De facto war der Sieg jedenfalls 80 Kilometer vorm Ziel vergeben – was das Vergnügen am abwechslungsreichen Kampf um Platz zwei naturgemäß schmälerte. Während der Topfavorit einer Wiederholung seiner Erfolge von 2025, 2024 und 2022 entgegenradelte, indem er einen anderthalbminütigen Vorsprung souverän verwaltete, kam es in der etwa ein Dutzend prominente Fahrer umfassenden Verfolgergruppe regelmäßig zu Angriffen. Sofern die nicht Del Toro parierte, erledigte das jedoch sein Schweizer Kollege Jan Christen. Der Mexikaner blieb abschließend 18 Kilometer im Windschatten von Seixas, nachdem der auf dem vorletzten Schotterabschnitt ausgerissen war. Deshalb ist es dem 19jährigen französischen Supertalent, das im Februar seine ersten beiden Profisiege eingestrichen hatte, wiederum besonders hoch anzurechnen, den drei Jahre älteren Konkurrenten auf dem steilen Schlusskilometer in Siena auf Rang drei verwiesen zu haben.

Die zuvor gestartete zwölfte Strade Bianche Donne hatte indes den Saisonauftakt der Tour-Gewinnerin Pauline Ferrand-Prévot (Team Visma – Lease a Bike) markiert, deren Chancen sich freilich schon 42 Kilometer vorm Ziel wegen eines Defekts zerschlugen. So ähnlich erging es auf demselben Schotterabschnitt der Siegerin von 2025 und 2023, Demi Vollering (Team FDJ United – SUEZ) – was die versuchte Wiederholung der erfolgreichen Teamtaktik vom Vorwochenende zunichte machte. Folgerichtig gab Vollerings Schweizer Kollegin Elise Chabbey ihre sieben Kilometer zuvor begonnene Flucht auf, woraufhin ihre einzige Fluchtgenossin, Dominika Włodarczyk (UAE Team ADQ), in der etwa ein Dutzend Fahrerinnen umfassenden Favoritinnengruppe die Tempoarbeit übernahm. So bewahrte die Polin ihre Kapitänin Elisa Longo Borghini, die Siegerin von 2017, eine halbe Stunde lang vor etwaigen Attacken.

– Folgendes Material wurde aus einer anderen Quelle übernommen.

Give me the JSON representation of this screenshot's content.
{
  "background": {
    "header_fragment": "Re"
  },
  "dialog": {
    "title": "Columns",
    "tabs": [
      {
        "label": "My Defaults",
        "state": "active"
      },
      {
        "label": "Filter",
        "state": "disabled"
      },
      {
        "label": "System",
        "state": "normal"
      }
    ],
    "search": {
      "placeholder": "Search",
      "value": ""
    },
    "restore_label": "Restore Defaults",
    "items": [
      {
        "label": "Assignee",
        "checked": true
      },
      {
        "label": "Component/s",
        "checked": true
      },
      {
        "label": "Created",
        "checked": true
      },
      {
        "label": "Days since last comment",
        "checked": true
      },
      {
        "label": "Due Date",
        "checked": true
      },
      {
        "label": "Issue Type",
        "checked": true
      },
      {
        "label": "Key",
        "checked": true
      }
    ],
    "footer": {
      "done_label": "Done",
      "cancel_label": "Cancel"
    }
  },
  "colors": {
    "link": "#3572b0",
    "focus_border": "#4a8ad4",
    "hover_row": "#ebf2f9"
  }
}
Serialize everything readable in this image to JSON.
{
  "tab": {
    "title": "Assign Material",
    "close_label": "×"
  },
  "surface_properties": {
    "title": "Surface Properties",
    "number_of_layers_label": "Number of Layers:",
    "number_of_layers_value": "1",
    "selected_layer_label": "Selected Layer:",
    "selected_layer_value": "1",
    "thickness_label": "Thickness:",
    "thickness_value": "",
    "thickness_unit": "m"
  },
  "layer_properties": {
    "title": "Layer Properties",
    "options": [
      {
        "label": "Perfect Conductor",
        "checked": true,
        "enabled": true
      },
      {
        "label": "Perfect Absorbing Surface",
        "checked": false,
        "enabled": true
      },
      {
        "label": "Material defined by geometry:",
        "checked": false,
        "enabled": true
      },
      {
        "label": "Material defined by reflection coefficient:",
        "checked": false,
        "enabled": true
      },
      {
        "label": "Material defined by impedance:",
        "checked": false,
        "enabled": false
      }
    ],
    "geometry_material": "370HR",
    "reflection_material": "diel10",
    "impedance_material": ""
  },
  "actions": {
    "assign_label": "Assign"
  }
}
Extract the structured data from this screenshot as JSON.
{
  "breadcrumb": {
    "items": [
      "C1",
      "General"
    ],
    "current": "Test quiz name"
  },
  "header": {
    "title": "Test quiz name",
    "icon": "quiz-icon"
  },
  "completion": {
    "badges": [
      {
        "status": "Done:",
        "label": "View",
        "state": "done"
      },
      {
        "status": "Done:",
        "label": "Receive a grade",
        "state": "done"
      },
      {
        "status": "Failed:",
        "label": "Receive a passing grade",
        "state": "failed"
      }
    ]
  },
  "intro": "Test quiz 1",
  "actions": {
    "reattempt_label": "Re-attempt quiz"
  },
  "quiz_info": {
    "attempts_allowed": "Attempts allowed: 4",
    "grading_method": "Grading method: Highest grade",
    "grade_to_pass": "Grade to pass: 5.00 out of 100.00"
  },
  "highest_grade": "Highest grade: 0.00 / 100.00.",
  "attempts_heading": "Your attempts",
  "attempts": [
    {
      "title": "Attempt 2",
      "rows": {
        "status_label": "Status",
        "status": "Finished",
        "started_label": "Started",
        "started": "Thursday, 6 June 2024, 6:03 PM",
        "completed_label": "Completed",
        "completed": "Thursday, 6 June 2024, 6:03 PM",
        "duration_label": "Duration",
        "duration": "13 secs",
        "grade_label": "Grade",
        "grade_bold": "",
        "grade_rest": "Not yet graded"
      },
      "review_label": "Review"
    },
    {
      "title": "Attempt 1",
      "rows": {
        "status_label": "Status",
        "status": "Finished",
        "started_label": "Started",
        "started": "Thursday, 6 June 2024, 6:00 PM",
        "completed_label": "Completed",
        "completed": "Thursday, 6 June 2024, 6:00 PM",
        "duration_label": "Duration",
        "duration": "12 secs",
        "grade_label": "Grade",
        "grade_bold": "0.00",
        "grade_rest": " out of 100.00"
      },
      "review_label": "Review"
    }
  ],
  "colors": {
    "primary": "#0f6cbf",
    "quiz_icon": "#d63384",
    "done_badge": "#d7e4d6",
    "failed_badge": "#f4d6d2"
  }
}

Als Włodarczyks Kräfte 21 Kilometer vorm Ziel erschöpft waren, bildete sich prompt eine neue Fluchtgruppe, der Chabbey sofort angehörte, bevor Longo Borghini ebenfalls dazustieß. Als die Italienerin aus diesem Quintett angriff, konnte wiederum nur Chabbey mitgehen. Entsprechend fragwürdig schien, dass die 32jährige Führungsarbeit verweigerte – und damit außer ihrer deutschen Kollegin Franziska Koch auch einer Topfavoritin, Kasia Niewiadoma (­Canyon/SRAM Zondacrypto), das Aufschließen erlaubte. Als die auf dem letzten Schotterabschnitt mit Longo Borghini ausriss und nur Puck Pieterse (Fenix-Premier Tech) mühsam folgen konnte, geriet Chabbey jedenfalls erstmals ins Hintertreffen. Nun bedurfte sie der Großzügigkeit der trotz Weltmeisterinnentrikots unerfahrenen Magdeleine Vallieres (EF Education-Oatly), die unnötig viel Tempoarbeit übernahm, bis sechs Kilometer vorm Ziel neben Chabbey unter anderem auch die 25jährige deutsche Meisterin Koch ans Spitzentrio herangeführt war. Die beiden FDJ-Fahrerinnen lieferten sich mit Longo Borghini und Niewiadoma abschließend den tollsten Kampf, der wohl je auf dem knackigen Schlussanstieg zu sehen war: Dabei gelang Chabbey das Kunststück, erst nach der eigentlich entscheidenden Kurve aus vierter Position vorzustoßen. Als Überraschungssiegerin verwies sie die ein Jahr jüngere Niewiadoma auf den ungeliebten zweiten Platz, den die Polin nunmehr zum vierten Mal belegte – diesmal vor der unerwartet das Podium komplettierenden Koch.